Sleep, from Five Elizabethan Songs
John Fletcher (1579-1625)
Come, Sleep, and with thy sweet deceiving
Lock me in delight awhile;
Let some pleasing dream beguile
All my fancies; that from thence
I may feel an influence
All my powers of care bereaving!

Though but a shadow, but a sliding,
Let me know some little joy!
We that suffer long annoy
Are contented with a thought
Through an idle fancy wrought:
O let my joys have some abiding
O let my joys have some abiding.

Lesbos called and they would like their intellectual property back. “The Homosexual and Lesbian Community of Greece could not be reached for comment” is also my favorite thing. What did they do, send them a mass mailing?

3 Comments

  • Thanks so much for “Sleep”. I haven’t heard that song in ages, because it’s so unbearably sad I can’t bear to listen to it. What a masterpiece. And a beautiful recording.

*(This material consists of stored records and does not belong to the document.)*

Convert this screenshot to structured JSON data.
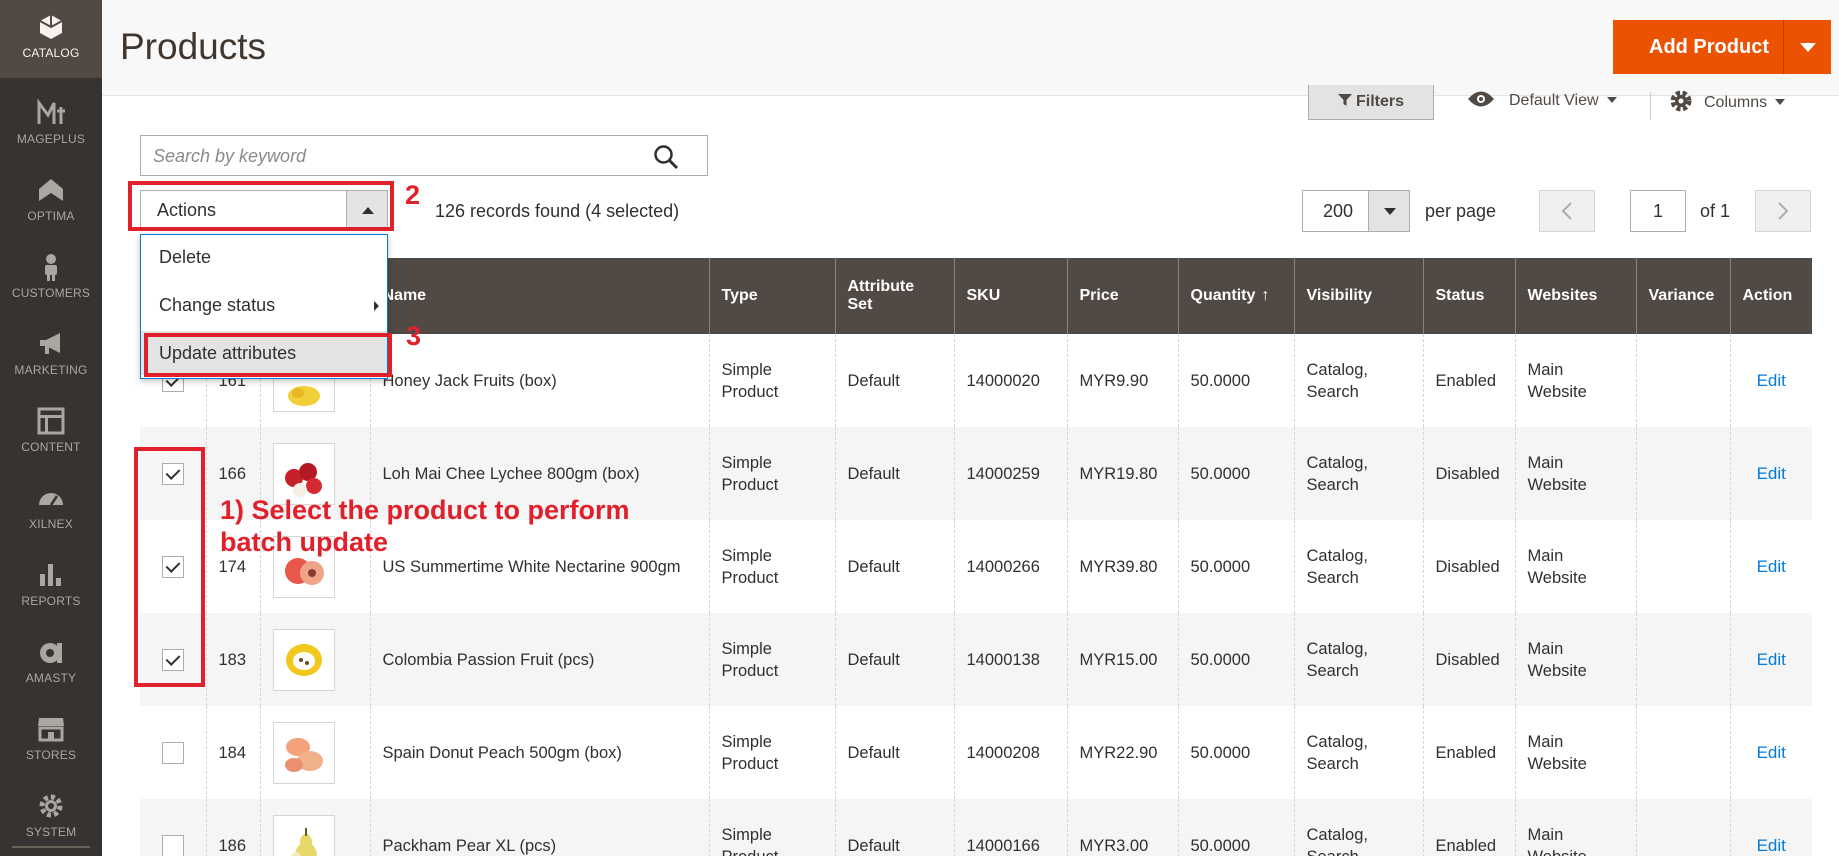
{
  "sidebar": {
    "items": [
      {
        "label": "CATALOG",
        "icon": "catalog-icon",
        "active": true
      },
      {
        "label": "MAGEPLUS",
        "icon": "mageplus-icon"
      },
      {
        "label": "OPTIMA",
        "icon": "optima-icon"
      },
      {
        "label": "CUSTOMERS",
        "icon": "customers-icon"
      },
      {
        "label": "MARKETING",
        "icon": "marketing-icon"
      },
      {
        "label": "CONTENT",
        "icon": "content-icon"
      },
      {
        "label": "XILNEX",
        "icon": "xilnex-icon"
      },
      {
        "label": "REPORTS",
        "icon": "reports-icon"
      },
      {
        "label": "AMASTY",
        "icon": "amasty-icon"
      },
      {
        "label": "STORES",
        "icon": "stores-icon"
      },
      {
        "label": "SYSTEM",
        "icon": "system-icon"
      }
    ]
  },
  "header": {
    "title": "Products",
    "add_button": "Add Product"
  },
  "toolbar": {
    "filters": "Filters",
    "view": "Default View",
    "columns": "Columns",
    "search_placeholder": "Search by keyword",
    "actions": "Actions",
    "records": "126 records found (4 selected)",
    "per_page_value": "200",
    "per_page_label": "per page",
    "page_value": "1",
    "page_of": "of 1"
  },
  "actions_menu": {
    "items": [
      "Delete",
      "Change status",
      "Update attributes"
    ]
  },
  "grid": {
    "headers": [
      "",
      "",
      "",
      "Name",
      "Type",
      "Attribute Set",
      "SKU",
      "Price",
      "Quantity",
      "Visibility",
      "Status",
      "Websites",
      "Variance",
      "Action"
    ],
    "sort_arrow": "↑",
    "rows": [
      {
        "checked": true,
        "id": "161",
        "name": "Honey Jack Fruits (box)",
        "type": "Simple Product",
        "set": "Default",
        "sku": "14000020",
        "price": "MYR9.90",
        "qty": "50.0000",
        "visibility": "Catalog, Search",
        "status": "Enabled",
        "websites": "Main Website",
        "action": "Edit"
      },
      {
        "checked": true,
        "id": "166",
        "name": "Loh Mai Chee Lychee 800gm (box)",
        "type": "Simple Product",
        "set": "Default",
        "sku": "14000259",
        "price": "MYR19.80",
        "qty": "50.0000",
        "visibility": "Catalog, Search",
        "status": "Disabled",
        "websites": "Main Website",
        "action": "Edit"
      },
      {
        "checked": true,
        "id": "174",
        "name": "US Summertime White Nectarine 900gm",
        "type": "Simple Product",
        "set": "Default",
        "sku": "14000266",
        "price": "MYR39.80",
        "qty": "50.0000",
        "visibility": "Catalog, Search",
        "status": "Disabled",
        "websites": "Main Website",
        "action": "Edit"
      },
      {
        "checked": true,
        "id": "183",
        "name": "Colombia Passion Fruit (pcs)",
        "type": "Simple Product",
        "set": "Default",
        "sku": "14000138",
        "price": "MYR15.00",
        "qty": "50.0000",
        "visibility": "Catalog, Search",
        "status": "Disabled",
        "websites": "Main Website",
        "action": "Edit"
      },
      {
        "checked": false,
        "id": "184",
        "name": "Spain Donut Peach 500gm (box)",
        "type": "Simple Product",
        "set": "Default",
        "sku": "14000208",
        "price": "MYR22.90",
        "qty": "50.0000",
        "visibility": "Catalog, Search",
        "status": "Enabled",
        "websites": "Main Website",
        "action": "Edit"
      },
      {
        "checked": false,
        "id": "186",
        "name": "Packham Pear XL (pcs)",
        "type": "Simple Product",
        "set": "Default",
        "sku": "14000166",
        "price": "MYR3.00",
        "qty": "50.0000",
        "visibility": "Catalog, Search",
        "status": "Enabled",
        "websites": "Main Website",
        "action": "Edit"
      }
    ]
  },
  "annotations": {
    "step1": "1) Select the product to perform batch update",
    "step2": "2",
    "step3": "3",
    "color": "#e0202b"
  },
  "colors": {
    "sidebar": "#373330",
    "accent": "#eb5202",
    "grid_header": "#514943",
    "link": "#007bdb"
  }
}
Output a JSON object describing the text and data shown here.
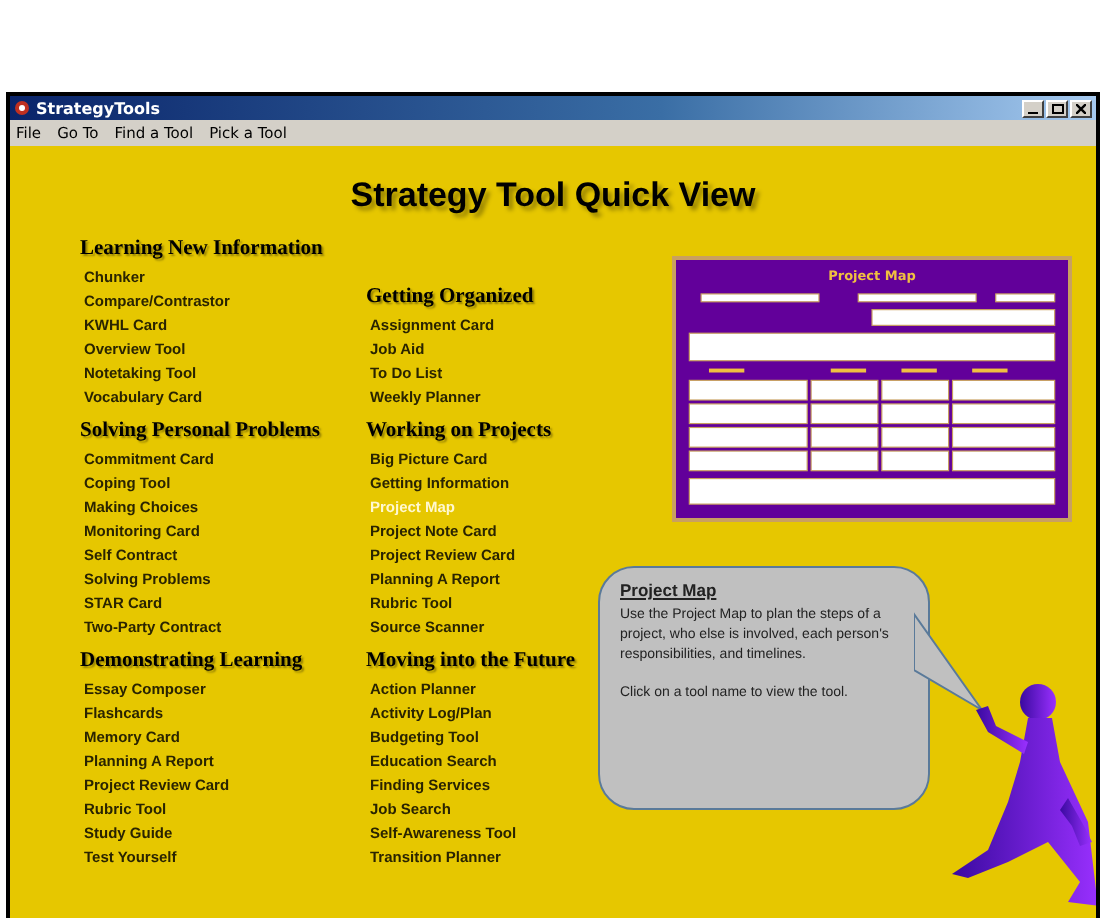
{
  "window": {
    "title": "StrategyTools"
  },
  "menu": [
    "File",
    "Go To",
    "Find a Tool",
    "Pick a Tool"
  ],
  "heading": "Strategy Tool Quick View",
  "columns": [
    {
      "groups": [
        {
          "title": "Learning New Information",
          "items": [
            {
              "label": "Chunker",
              "selected": false
            },
            {
              "label": "Compare/Contrastor",
              "selected": false
            },
            {
              "label": "KWHL Card",
              "selected": false
            },
            {
              "label": "Overview Tool",
              "selected": false
            },
            {
              "label": "Notetaking Tool",
              "selected": false
            },
            {
              "label": "Vocabulary Card",
              "selected": false
            }
          ]
        },
        {
          "title": "Solving Personal Problems",
          "items": [
            {
              "label": "Commitment Card",
              "selected": false
            },
            {
              "label": "Coping Tool",
              "selected": false
            },
            {
              "label": "Making Choices",
              "selected": false
            },
            {
              "label": "Monitoring Card",
              "selected": false
            },
            {
              "label": "Self Contract",
              "selected": false
            },
            {
              "label": "Solving Problems",
              "selected": false
            },
            {
              "label": "STAR Card",
              "selected": false
            },
            {
              "label": "Two-Party Contract",
              "selected": false
            }
          ]
        },
        {
          "title": "Demonstrating Learning",
          "items": [
            {
              "label": "Essay Composer",
              "selected": false
            },
            {
              "label": "Flashcards",
              "selected": false
            },
            {
              "label": "Memory Card",
              "selected": false
            },
            {
              "label": "Planning A Report",
              "selected": false
            },
            {
              "label": "Project Review Card",
              "selected": false
            },
            {
              "label": "Rubric Tool",
              "selected": false
            },
            {
              "label": "Study Guide",
              "selected": false
            },
            {
              "label": "Test Yourself",
              "selected": false
            }
          ]
        }
      ]
    },
    {
      "groups": [
        {
          "title": "Getting Organized",
          "items": [
            {
              "label": "Assignment Card",
              "selected": false
            },
            {
              "label": "Job Aid",
              "selected": false
            },
            {
              "label": "To Do List",
              "selected": false
            },
            {
              "label": "Weekly Planner",
              "selected": false
            }
          ]
        },
        {
          "title": "Working on Projects",
          "items": [
            {
              "label": "Big Picture Card",
              "selected": false
            },
            {
              "label": "Getting Information",
              "selected": false
            },
            {
              "label": "Project Map",
              "selected": true
            },
            {
              "label": "Project Note Card",
              "selected": false
            },
            {
              "label": "Project Review Card",
              "selected": false
            },
            {
              "label": "Planning A Report",
              "selected": false
            },
            {
              "label": "Rubric Tool",
              "selected": false
            },
            {
              "label": "Source Scanner",
              "selected": false
            }
          ]
        },
        {
          "title": "Moving into the Future",
          "items": [
            {
              "label": "Action Planner",
              "selected": false
            },
            {
              "label": "Activity Log/Plan",
              "selected": false
            },
            {
              "label": "Budgeting Tool",
              "selected": false
            },
            {
              "label": "Education Search",
              "selected": false
            },
            {
              "label": "Finding Services",
              "selected": false
            },
            {
              "label": "Job Search",
              "selected": false
            },
            {
              "label": "Self-Awareness Tool",
              "selected": false
            },
            {
              "label": "Transition Planner",
              "selected": false
            }
          ]
        }
      ]
    }
  ],
  "preview": {
    "title": "Project Map"
  },
  "bubble": {
    "title": "Project Map",
    "paragraphs": [
      "Use the Project Map to plan the steps of a project, who else is involved, each person's responsibilities, and timelines.",
      "Click on a tool name to view the tool."
    ]
  }
}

  • Again, again, again, you bring such amazing beauty and insight and hilarity to my eyes and ears! But don’t worry– no need for a restraining order, a la Charles W.– I live in N.C. You are a LIFELINE to things I didn’t even know I wanted to think about. Thank you! I leave with this aural meme [think The Clash, waaay before you were born]: “Lesbos calling. . .” Between that and the pathos of “Sleep,” today is indeed quite rich.

  • Bostridge does indeed sing “Sleep” very beautifully. One wishes that he would record the whole set of all five “Elizabethan Songs”. I remember thinking the same of same of Janet Baker, who recorded, back in the early 60s, the same two Gurney songs that Bostridge sings here as part of her English Song Anthology with Martin Isepp. These are also wonderful performances. And the Anthology also includes Howells’ incomparable “King David” and Finzi’s “Come Away Death”. On the other hand the Bostridge collection includes Denis Browne’s “To Gratiana Dancing and Singing”, which is surely one of the best things ever written by anybody.

    Gurney’s tombstone is lovely. But then the 20s and 30s were a great age of printing and engraving. When Ravel came to London on one of his visits in the 20s Howells met him and showed him a copy of his “Lambert’s Clavichord” (incredible pieces by the way). Ravel examined it meticulously from cover to cover. At the end his only comment was “Quelle gravure!”.